In a pipe coupling according to this invention, a stop washer 40 is set in each of the enlarged-diameter end portions 11 and 21, thus preventing the metal connection hose 20 from being undesirably removed from the pipes 10. That is. when excessive vibration impact is applied from the chassis of an automobile tc the pipes 10 in the case of, for example, safety hazards of the automobile, the connection hose 20 may be undesirably removed from the pipes 10. However, the pipe coupling of this invention effectively prevents such an undesirable removal of the connection hose 20 from the pipes 10 by the stop washers 40, which come into contact with and stop the parallel annular rings"a"of the ring seats for the packing rings 30 in such an accidental case. Due to the stop washers 40, it is possible to almost completely prevent the connection hose 20 from being undesirably removed from the pipes 10, and so the pipe coupling of this invention

prevents fire caused by fluid undesirably leaking from the pipes 10 causing safety hazards of automobiles.

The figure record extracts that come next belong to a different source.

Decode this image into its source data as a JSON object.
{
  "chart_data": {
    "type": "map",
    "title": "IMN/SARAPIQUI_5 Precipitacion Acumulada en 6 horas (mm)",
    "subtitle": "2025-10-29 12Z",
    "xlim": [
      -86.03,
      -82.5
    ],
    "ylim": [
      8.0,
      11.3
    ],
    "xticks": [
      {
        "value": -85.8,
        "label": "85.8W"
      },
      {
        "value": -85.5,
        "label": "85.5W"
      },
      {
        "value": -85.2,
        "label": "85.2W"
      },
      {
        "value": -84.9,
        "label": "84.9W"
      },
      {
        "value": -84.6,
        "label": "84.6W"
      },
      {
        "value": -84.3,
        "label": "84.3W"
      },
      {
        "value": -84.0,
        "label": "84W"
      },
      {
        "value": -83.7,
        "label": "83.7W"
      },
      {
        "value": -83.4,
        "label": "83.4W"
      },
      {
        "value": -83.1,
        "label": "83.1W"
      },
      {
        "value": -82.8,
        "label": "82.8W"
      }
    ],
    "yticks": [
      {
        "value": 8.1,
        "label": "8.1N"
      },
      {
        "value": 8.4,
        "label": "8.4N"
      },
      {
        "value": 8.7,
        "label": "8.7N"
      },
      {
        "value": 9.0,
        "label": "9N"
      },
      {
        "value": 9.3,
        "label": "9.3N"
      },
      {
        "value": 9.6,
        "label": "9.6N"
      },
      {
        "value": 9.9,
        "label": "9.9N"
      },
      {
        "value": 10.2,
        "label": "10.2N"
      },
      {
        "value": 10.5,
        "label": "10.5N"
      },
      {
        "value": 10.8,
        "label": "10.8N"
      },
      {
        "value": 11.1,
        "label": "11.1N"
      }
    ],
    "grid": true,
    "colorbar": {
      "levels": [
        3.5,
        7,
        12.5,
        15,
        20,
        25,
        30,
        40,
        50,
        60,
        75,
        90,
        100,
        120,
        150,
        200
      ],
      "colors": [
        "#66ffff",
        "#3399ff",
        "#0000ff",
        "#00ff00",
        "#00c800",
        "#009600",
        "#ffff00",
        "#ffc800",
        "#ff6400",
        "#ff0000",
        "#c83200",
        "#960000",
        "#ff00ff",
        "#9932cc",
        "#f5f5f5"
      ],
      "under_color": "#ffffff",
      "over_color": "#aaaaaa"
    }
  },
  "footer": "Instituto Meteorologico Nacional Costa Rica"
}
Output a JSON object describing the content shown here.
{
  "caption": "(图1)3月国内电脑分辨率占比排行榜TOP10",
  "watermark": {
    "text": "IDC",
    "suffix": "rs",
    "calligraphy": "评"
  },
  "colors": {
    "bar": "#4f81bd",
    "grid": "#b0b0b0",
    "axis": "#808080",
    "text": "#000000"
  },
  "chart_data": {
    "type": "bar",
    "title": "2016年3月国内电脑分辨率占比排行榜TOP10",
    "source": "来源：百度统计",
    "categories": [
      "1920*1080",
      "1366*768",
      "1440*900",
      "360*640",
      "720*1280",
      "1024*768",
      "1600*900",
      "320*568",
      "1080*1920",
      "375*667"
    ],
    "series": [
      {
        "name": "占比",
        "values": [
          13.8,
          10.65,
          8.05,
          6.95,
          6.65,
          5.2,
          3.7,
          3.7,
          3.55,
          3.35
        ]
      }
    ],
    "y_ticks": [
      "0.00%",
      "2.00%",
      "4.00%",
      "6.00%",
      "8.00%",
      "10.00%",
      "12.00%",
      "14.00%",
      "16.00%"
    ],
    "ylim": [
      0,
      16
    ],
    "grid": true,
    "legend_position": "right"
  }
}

Industrial Applicability As apparent from the above description, the present invention provides a universal pipe coupling for fluid pipes in automobiles. The pipe coupling of this invention uses a metal connection hose in place of the conventional rubber connection hose. In the pipe coupling of this invention, two fluid pipes are movably and rotatably connected to opposite ends of the metal connection hose, with packing rings closely interposed at the junctions between the pipes and the connection hose. The pipe coupling thus accomplishes a desired sealing effect at the junctions while effectively absorbing vibration impact applied from the chassis of an automobile to the pipes and almost completely preventing damage of the fluid pipes regardless of such vibration impact. In the pipe coupling, both the pipes and the connection hose are allowed to effectively expand or shrink in an axial direction and/or a radial direction in response to pressure and/or thermal stress caused by fluid flowing in the pipes, and so the pipes are almost completely free from fluid leakage, deformation or undesirable removal from the connection hose for a desired lengthy period of time. The fluid pipes, connected together using the pipe coupling of this invention, are thus usable without being changed with new pipes or being frequently repaired, and so the pipe coupling reduces the maintenance cost of such fluid pipes and allows users to have mental comfort while driving cars.

Although the preferred embodiments of the present invention have been disclosed for illustrative purposes, those skilled in the art will appreciate that various modifications, additions and substitutions are possible, without departing from the scope and spirit of the invention as disclosed in the accompanying claims.